Friday, 25 June 2010

Pre-op Yesterday

You will recall my post with regards to the wobble Emily has developed in her eyes (Nystagmus) - if not you can view it here.

Well the date for the MRI scan has quickly arrived :>(     Her appointment is on Monday at 10:15.

We had her pre-op appointment yesterday, she had to have this as unfortunately due to her age, learning disabilities and sensory issues Emily has to go under general anaesthetic for the MRI and eye examination to be carried out.

The nurse I saw advised that the MRI and then immediately afterwards the eye examination would probably take around one and half hours perhaps a little longer.  {gulp} that's an hour longer than I had anticipated!

I would be lying if I said I was OK and calm about Monday, I'm not!  It's common knowledge that anaesthetic and epilepsy are not a good mix.  I have requested that I am present - so I can see for myself that she is OK in that tunnel, with the history of Emilys seizures I need to be 100% sure that she is out of that machine pronto so her rescue meds can be given if needed.

I am sure everything will be fine - but please just give my little angel a prayer on Sunday evening can you?

Monday, 21 June 2010

My Baby Boy...

This is my baby boy - JOSHUA

Well today I think the reality is certainly starting to hit me.....

He's certainly walking away from the baby days now
my handsome, gentle and caring boy with such a funny sense of humour

He is certainly growing up!!

Today my baby boy

(I have no idea where those 7 years have gone!!)



No party this year........ we celebrated it in Euro-Disney instead (photos to follow)

Monday, 14 June 2010

Mr & Mrs Bamforth.....

On Saturday, 12 June 2010 - Emily came along with myself, my Mum and my Sister-in-Law for a "girls" morning................ to see my dear friend Michelle arrive at the church for her big day.

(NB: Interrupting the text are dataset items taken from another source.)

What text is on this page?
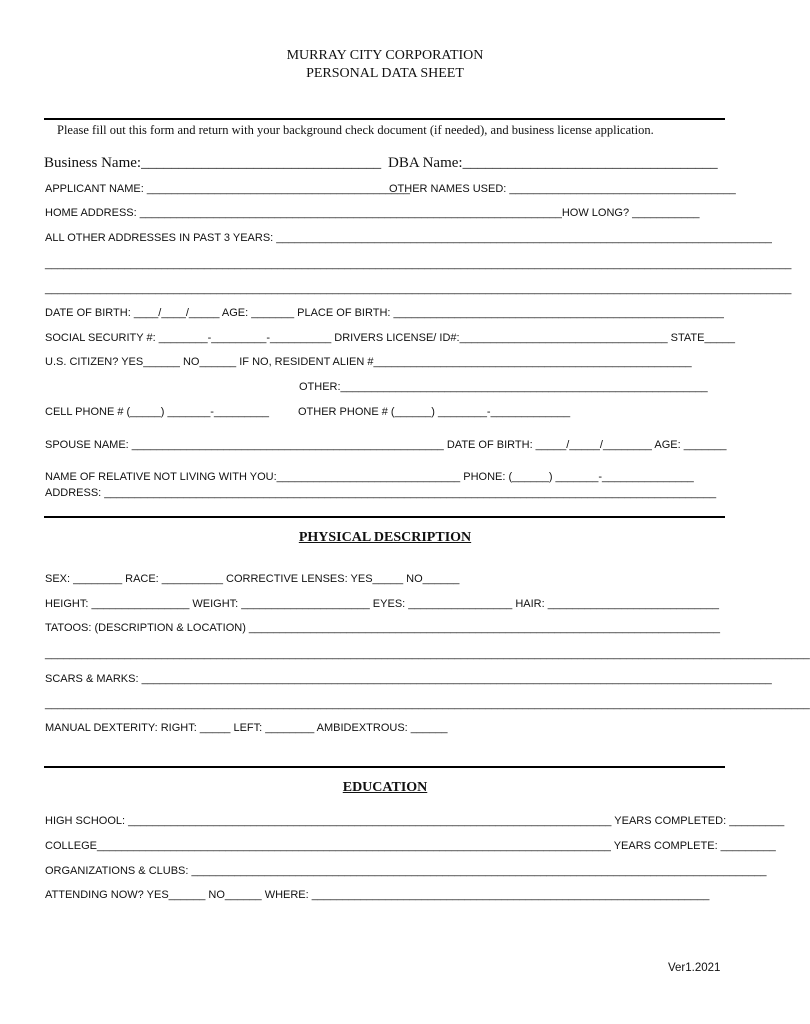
MURRAY CITY CORPORATION
PERSONAL DATA SHEET
Please fill out this form and return with your background check document (if needed), and business license application.
Business Name:________________________________ DBA Name:__________________________________
APPLICANT NAME: ___________________________________________
OTHER NAMES USED: _____________________________________
HOME ADDRESS: _____________________________________________________________________HOW LONG? ___________
ALL OTHER ADDRESSES IN PAST 3 YEARS: _________________________________________________________________________________
__________________________________________________________________________________________________________________________
__________________________________________________________________________________________________________________________
DATE OF BIRTH: ____/____/_____ AGE: _______ PLACE OF BIRTH: ______________________________________________________
SOCIAL SECURITY #: ________-_________-__________ DRIVERS LICENSE/ ID#:__________________________________ STATE_____
U.S. CITIZEN? YES______ NO______ IF NO, RESIDENT ALIEN #____________________________________________________
OTHER:____________________________________________________________
CELL PHONE # (_____) _______-_________	OTHER PHONE # (______) ________-_____________
SPOUSE NAME: ___________________________________________________ DATE OF BIRTH: _____/_____/________ AGE: _______
NAME OF RELATIVE NOT LIVING WITH YOU:______________________________ PHONE: (______) _______-_______________
ADDRESS: ____________________________________________________________________________________________________
PHYSICAL DESCRIPTION
SEX: ________ RACE: __________ CORRECTIVE LENSES: YES_____ NO______
HEIGHT: ________________ WEIGHT: _____________________ EYES: _________________ HAIR: ____________________________
TATOOS: (DESCRIPTION & LOCATION) _____________________________________________________________________________
_____________________________________________________________________________________________________________________________
SCARS & MARKS: _______________________________________________________________________________________________________
_____________________________________________________________________________________________________________________________
MANUAL DEXTERITY: RIGHT: _____ LEFT: ________ AMBIDEXTROUS: ______
EDUCATION
HIGH SCHOOL: _______________________________________________________________________________ YEARS COMPLETED: _________
COLLEGE____________________________________________________________________________________ YEARS COMPLETE: _________
ORGANIZATIONS & CLUBS: ______________________________________________________________________________________________
ATTENDING NOW? YES______ NO______ WHERE: _________________________________________________________________
Ver1.2021
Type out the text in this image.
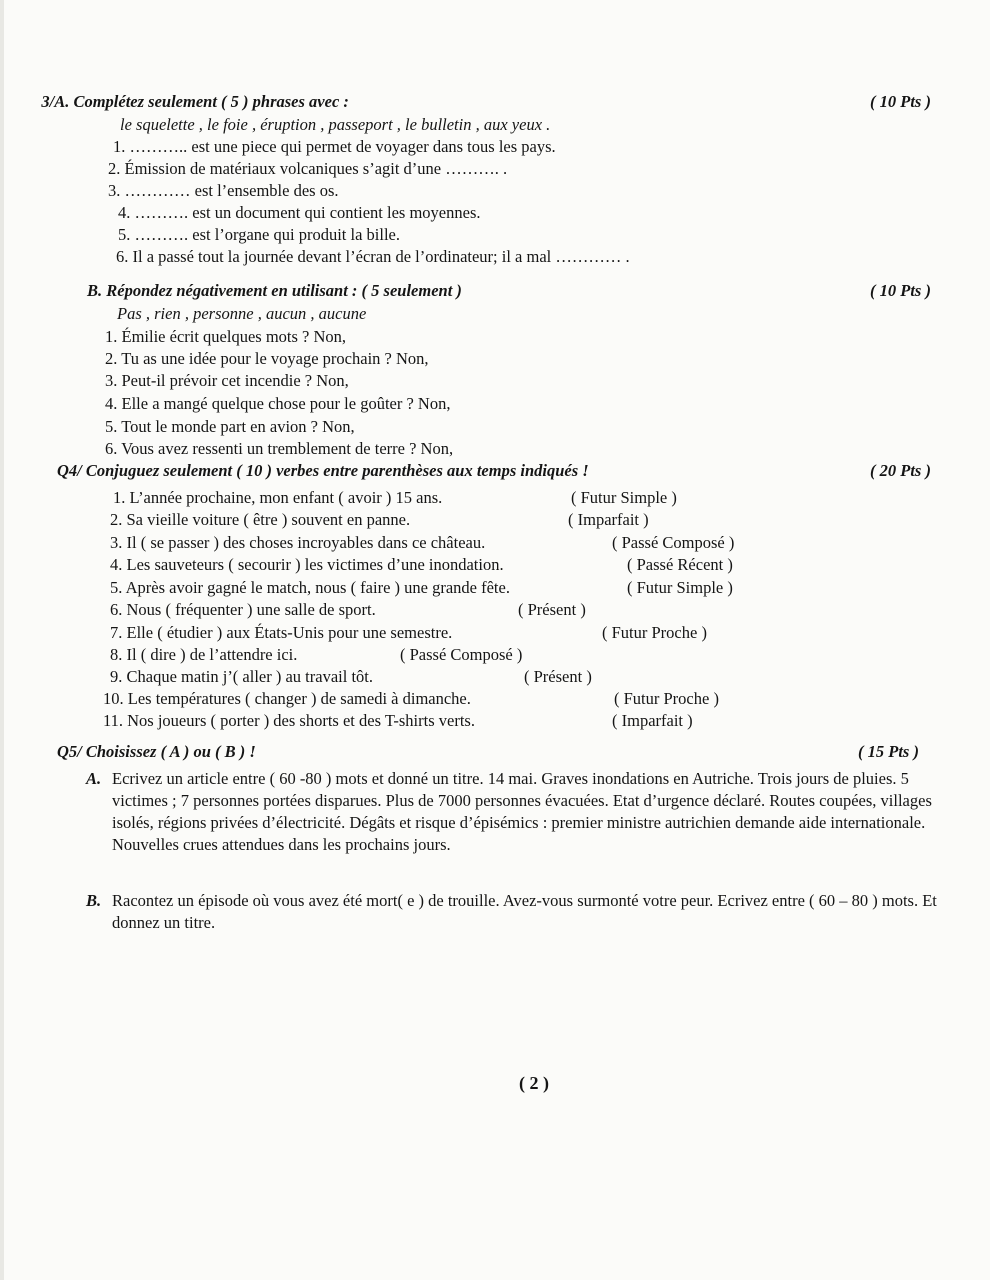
 3/A. Complétez seulement ( 5 ) phrases avec :	( 10 Pts )
le squelette , le foie , éruption , passeport , le bulletin , aux yeux .
1. ……….. est une piece qui permet de voyager dans tous les pays.
2. Émission de matériaux volcaniques s’agit d’une ………. .
3. ………… est l’ensemble des os.
4. ………. est un document qui contient les moyennes.
5. ………. est l’organe qui produit la bille.
6. Il a passé tout la journée devant l’écran de l’ordinateur; il a mal ………… .
B. Répondez négativement en utilisant : ( 5 seulement )	( 10 Pts )
Pas , rien , personne , aucun , aucune
1. Émilie écrit quelques mots ? Non,
2. Tu as une idée pour le voyage prochain ? Non,
3. Peut-il prévoir cet incendie ? Non,
4. Elle a mangé quelque chose pour le goûter ? Non,
5. Tout le monde part en avion ? Non,
6. Vous avez ressenti un tremblement de terre ? Non,
Q4/ Conjuguez seulement ( 10 ) verbes entre parenthèses aux temps indiqués !	( 20 Pts )
1. L’année prochaine, mon enfant ( avoir ) 15 ans.	( Futur Simple )
2. Sa vieille voiture ( être ) souvent en panne.	( Imparfait )
3. Il ( se passer ) des choses incroyables dans ce château.	( Passé Composé )
4. Les sauveteurs ( secourir ) les victimes d’une inondation.	( Passé Récent )
5. Après avoir gagné le match, nous ( faire ) une grande fête.	( Futur Simple )
6. Nous ( fréquenter ) une salle de sport.	( Présent )
7. Elle ( étudier ) aux États-Unis pour une semestre.	( Futur Proche )
8. Il ( dire ) de l’attendre ici.	( Passé Composé )
9. Chaque matin j’( aller ) au travail tôt.	( Présent )
10. Les températures ( changer ) de samedi à dimanche.	( Futur Proche )
11. Nos joueurs ( porter ) des shorts et des T-shirts verts.	( Imparfait )
Q5/ Choisissez ( A ) ou ( B ) !	( 15 Pts )
A. Ecrivez un article entre ( 60 -80 ) mots et donné un titre. 14 mai. Graves inondations en Autriche. Trois jours de pluies. 5 victimes ; 7 personnes portées disparues. Plus de 7000 personnes évacuées. Etat d’urgence déclaré. Routes coupées, villages isolés, régions privées d’électricité. Dégâts et risque d’épisémics : premier ministre autrichien demande aide internationale. Nouvelles crues attendues dans les prochains jours.
B. Racontez un épisode où vous avez été mort( e ) de trouille. Avez-vous surmonté votre peur. Ecrivez entre ( 60 – 80 ) mots. Et donnez un titre.
( 2 )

The Wedding was to commence at 12 noon (Hmmmm - I think Michelle needs a new watch), so whilst waiting we played a few games.

(Who can run to the tree first / Finding "big and small" things, so Emily found the tree for big and this daisy for small / then the waiting was getting too much so Emily plonked herself down on the grass!)

Obviously before The Bride did arrive - Mummy managed to keep busy snapping elsewhere too

                                                                                         ALLAN - the groom (on the right) - (Allan is my ex-boss too)He's trying to look cool - but I will confirm he was as nervous as hell, he kept rubbing his hands together (first class sign!)

Then these two showed up!!!  Trying to look all professional of course!!!  Truely they did an amazing job, dashing here and there, not keeping still for a second trying to capture every special moment - memories to treasure forever.  (INSIGHT PHOTOGRAPHY) - just incase anyone is interested!! - No I'm not on commission (lol) - The cute ass was not intentional - honest!!

Then the Bridesmaids and Page Boys arrived
I'm sure you will agree they look amazing

The next arrival was this car - which was just FULL of dresses!!  Couldn't see faces - just dresses LOL


THE BRIDE, my dear friend Michelle - you looked stunning and
her little girl "Princess" Poppy - equally as beautiful

(you will note on one of the pictures above - that infact this was as much Poppy's day as Michelle and Allans - the Bride is actually having to sort out the Bridesmaids dress - so cute!!)

The Brides Parents - Colin and Tina

Even a traditional Chimney Sweep - how fab!

and off she went - "FAREWELL MISS MERRYLEES" xxx


PS:  The party was amazing - thank you, I had a ball


Friday, 11 June 2010

Communication Matters

As you read the title of this blog "Communication Matters" you are either wondering what an earth I'm talking about, or, you're saying "Yes of course it does".

For those of you who don't know, one side of Emily's development which has been severely affected is her ability to speak.  The speech seems to be a huge part of this syndrome.  The other families I am now in contact with around the globe confirm this with their own personal experiences.  I know of one adult who is still completely non-verbal, some of the older children can speak fairly well and others who may have the ability to hold conversations with short sentences now struggle with stuttering etc.

Emily is now age 4 years 7 months - her spoken language consists of 7 words:~

Mama      Papa      More      Yes      No      Bye      Hi-ya

We have been doing Makaton sign language with Emily since she was 2 years old and she has quite a large range of signs she uses now, however, her fine motor skills are so poor that her signs are approximations.  We can understand her but unless you knew Emily and had had time to get to know her signs or was totally involved in the context of the signs, you would struggle to understand her.  We do have our moments when even we can't understand her ~ it's these times that break my heart.

Emily understands EVERYTHING that is said to her, granted it sometimes takes her a little time to process the information but she gets there in her own time. 

The only way I see things when it comes to Emily and her communication is - she is a bright little girl trapped in her own mind, can you imagine knowing exactly what you wanted to say but not being able to say it, and no matter how hard you tried no-one could understand you??  "Can you imagine that really ??"  Not only is it extremely frustrating (on both sides, for Emily and whoever she is trying to communicate with) but how frightening that must be for her too.  As her Mummy, it terrifies me, it terrifies me that Emily's emotional state is definately being affected by her fear when I'm not around and more importantly how vulnerble it makes her.

I remember one family telling me when her daughter did start being able to hold basic conversations, she actually brought up something that had happened many years earlier - it had been trapped up there until she was able to verbilize it........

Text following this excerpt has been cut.